Il faudra donc concentrer nos forces pour veiller à ce que les projets et les compétences de tous les territoires composant ce grand ensemble soient pris en compte.

Pour ce faire, un comité de pilotage et d’évaluation représentatif de la diversité du territoire devra être mis en place sans délai.

Il faut également préciser qu’à la fin de la procédure spéciale, le droit commun reprendra sa place. Si les conditions d’une intercommunalité de projet, respectueuse des intérêts de chacun et à la hauteur des légitimes ambitions du territoire n’étaient pas réunies, nous pourrions engager des processus de blocage et de sortie.

Il est donc proposé au Conseil municipal :

- De se prononcer en faveur du projet de périmètre présenté par Madame la Préfète, constatant que la seule issue de la Ville, pour sortir de l’impasse dans laquelle elle se trouve actuellement, est de rejoindre un territoire plus grand.

- De ne pas se prononcer sur le nom et le siège. Ce choix ne saurait être fait sans connaître le contour définitif de la future agglomération. Il est préférable qu’il soit issu de la concertation des EPCI et communes concernés.

Les interventions

 Jean-Claude Palmade (PS) a été le premier à intervenir. Il a dit que la position actuelle du maire de Tarbes était un secret de polichinelle. « Quelle surprise et quelle évolution ! En novembre, 3 voix avaient été seulement favorables au projet préfectoral.. Aujourd’hui je fais le pari que ces votes favorables vont être multipliés ». Il s’interroge sur les raisons du rétropédalage de Gérard Trémège. Il cherche toujours mais ce qui compte pour lui « c’est le vote de ce soir »

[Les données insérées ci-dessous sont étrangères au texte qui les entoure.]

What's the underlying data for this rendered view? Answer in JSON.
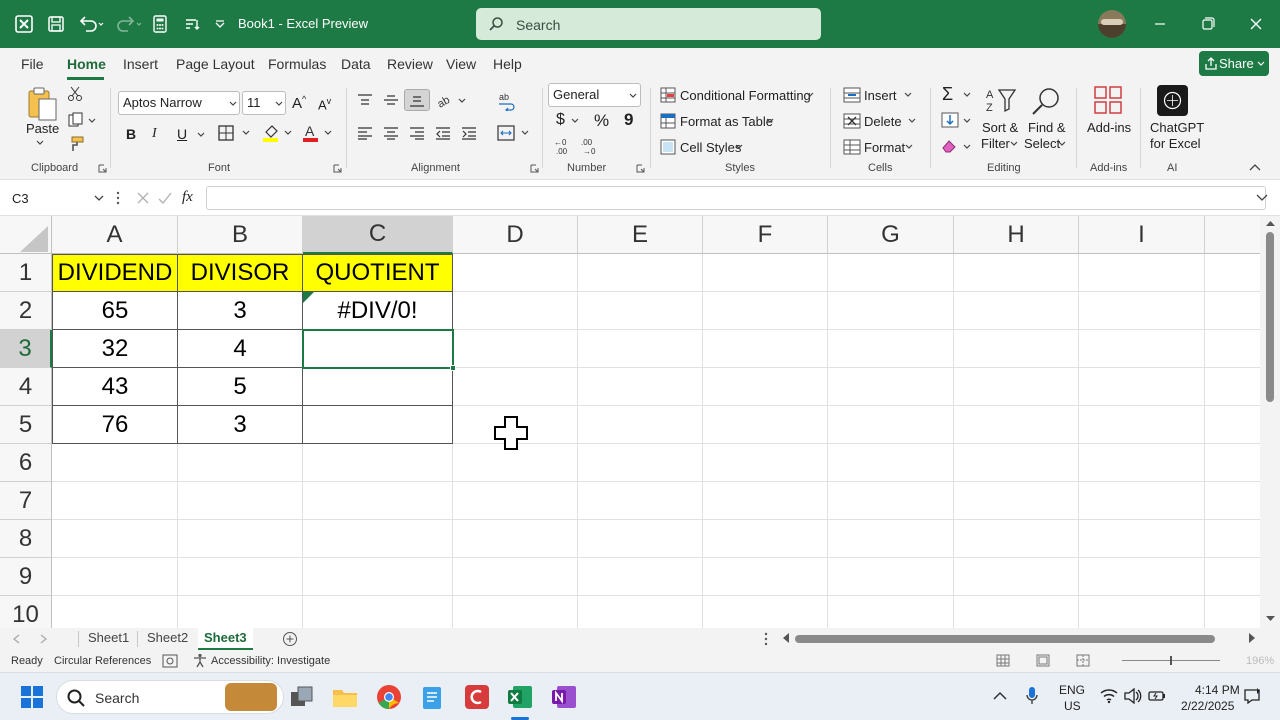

Gérard Trémège s’est dit extrêmement déçu par l’intervention de Jean-Claude Palmade. Pour lui, la décision prise en novembre l’avait été à titre conservatoire. « Le problème est loin d’être réglé », admet-il, mettant notamment l’accent sur la fragilité financière de la Communauté de communes du pays de Lourdes « Vous avez regardé les comptes de la CCPL ? » (AUDIO)

Marie-Pierre Vieu (PC-Front de gauche) a souligné qu’il n’y avait non plus aucun argument qui plaidait pour une grande agglo. Au passage, elle tança Jean-Claude Palmade : « Tais-toi ! Je t’ai écouté au moins 20 fois et il n’y a toujours rien ». Elle est persuadé qu’en départementaliste qu’elle est, la grande agglo va provoquer une concurrence au sein du département. Pour elle, il ne fait aucun doute que des services et des personnels vont disparaître. Elle votera contre cette délibération. Mais si une nouvelle méthode est mise en œuvre, elle est prête à y travailler.

Gérard Trémège répond qu’il respecte ses arguments et qu’il se peut qu’il y ait restructuration des services et des suppressions d’emplois. (AUDIO)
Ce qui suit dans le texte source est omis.